Instantly, I thought of poor Aussie hero Steve Irwin who was randomly killed by such a fish. I hoped the ray would swim away so I could see it soar through the water, but instead, it just sat there and stared us down, turning to face us as we cautiously swam away. Stingray 1, divers 0.
As we puttered away with our tail between our legs, we came across a reef shark hanging out in the sand. We then followed the coral wall a little further and came back across a strong current. Just before we headed to surface, a large, bright green maori wrasse just appeared alongside, gave us a dirty look and disappeared.
After that dive we had a big, hearty dinner of chicken. The leftover bones were then thrown in the water where they were gobbled up by a dozen or so reef sharks who were now very much awake and circling the bottom of the ship.
I must admit, night dives kind of terrify me. It’s dark, you don’t really know where you are and there are random creatures swimming about. Watching the sharks hovering around below, I was a tad nervous.

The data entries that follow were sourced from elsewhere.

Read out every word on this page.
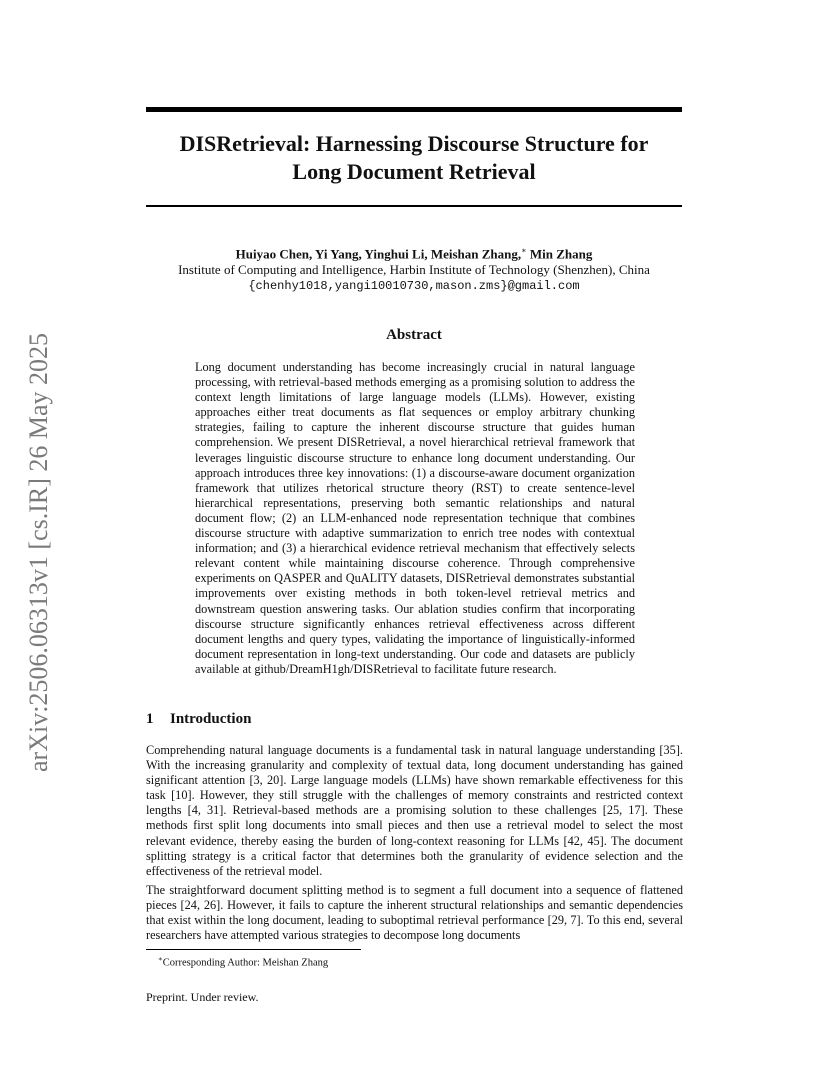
arXiv:2506.06313v1 [cs.IR] 26 May 2025
DISRetrieval: Harnessing Discourse Structure for
Long Document Retrieval
Huiyao Chen, Yi Yang, Yinghui Li, Meishan Zhang,∗ Min Zhang
Institute of Computing and Intelligence, Harbin Institute of Technology (Shenzhen), China
{chenhy1018,yangi10010730,mason.zms}@gmail.com
Abstract

Long document understanding has become increasingly crucial in natural language processing, with retrieval-based methods emerging as a promising solution to address the context length limitations of large language models (LLMs). However, existing approaches either treat documents as flat sequences or employ arbitrary chunking strategies, failing to capture the inherent discourse structure that guides human comprehension. We present DISRetrieval, a novel hierarchical retrieval framework that leverages linguistic discourse structure to enhance long document understanding. Our approach introduces three key innovations: (1) a discourse-aware document organization framework that utilizes rhetorical structure theory (RST) to create sentence-level hierarchical representations, preserving both semantic relationships and natural document flow; (2) an LLM-enhanced node representation technique that combines discourse structure with adaptive summarization to enrich tree nodes with contextual information; and (3) a hierarchical evidence retrieval mechanism that effectively selects relevant content while maintaining discourse coherence. Through comprehensive experiments on QASPER and QuALITY datasets, DISRetrieval demonstrates substantial improvements over existing methods in both token-level retrieval metrics and downstream question answering tasks. Our ablation studies confirm that incorporating discourse structure significantly enhances retrieval effectiveness across different document lengths and query types, validating the importance of linguistically-informed document representation in long-text understanding. Our code and datasets are publicly available at github/DreamH1gh/DISRetrieval to facilitate future research.

1 Introduction

Comprehending natural language documents is a fundamental task in natural language understanding [35]. With the increasing granularity and complexity of textual data, long document understanding has gained significant attention [3, 20]. Large language models (LLMs) have shown remarkable effectiveness for this task [10]. However, they still struggle with the challenges of memory constraints and restricted context lengths [4, 31]. Retrieval-based methods are a promising solution to these challenges [25, 17]. These methods first split long documents into small pieces and then use a retrieval model to select the most relevant evidence, thereby easing the burden of long-context reasoning for LLMs [42, 45]. The document splitting strategy is a critical factor that determines both the granularity of evidence selection and the effectiveness of the retrieval model.

The straightforward document splitting method is to segment a full document into a sequence of flattened pieces [24, 26]. However, it fails to capture the inherent structural relationships and semantic dependencies that exist within the long document, leading to suboptimal retrieval performance [29, 7]. To this end, several researchers have attempted various strategies to decompose long documents

∗Corresponding Author: Meishan Zhang
Preprint. Under review.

But in we jumped. And it was dark, darker than previous night dives we had done before. The visibility in front of my flashlight was less than five metres. Sara and I went down maybe 12 metres and we both agreed in scattered hand signals that we would soon be disoriented. In our flashlight beams, sharks would swim past and disappear in the murky, black deep.
So with zero viz, we gave up and returned to the surface. Sara got on the boat and I briefly stood on the ladder and watched the sharks under the water. I had my fins up on the boat and I stood there rather mesmerized as these fish circled round. They didn’t seem big enough to be threatening, but the section of my brain reserved for panic kicked in. “My toes are almost the same size as the chicken. Get out of the water!” And displaying the courage of a startled fish, I quickly scuttled back into the boat.
The next day we returned to a vastly different dive site in that the sharks were asleep and we could actually tell where we were vis-a-vis the boat. It was around six in the morning and such a relaxing way to start the day. The visibility was great and we pleasantly toured the coral walls. It was quiet, peaceful, beautiful and blue.
A perfect escape from a cold winter day.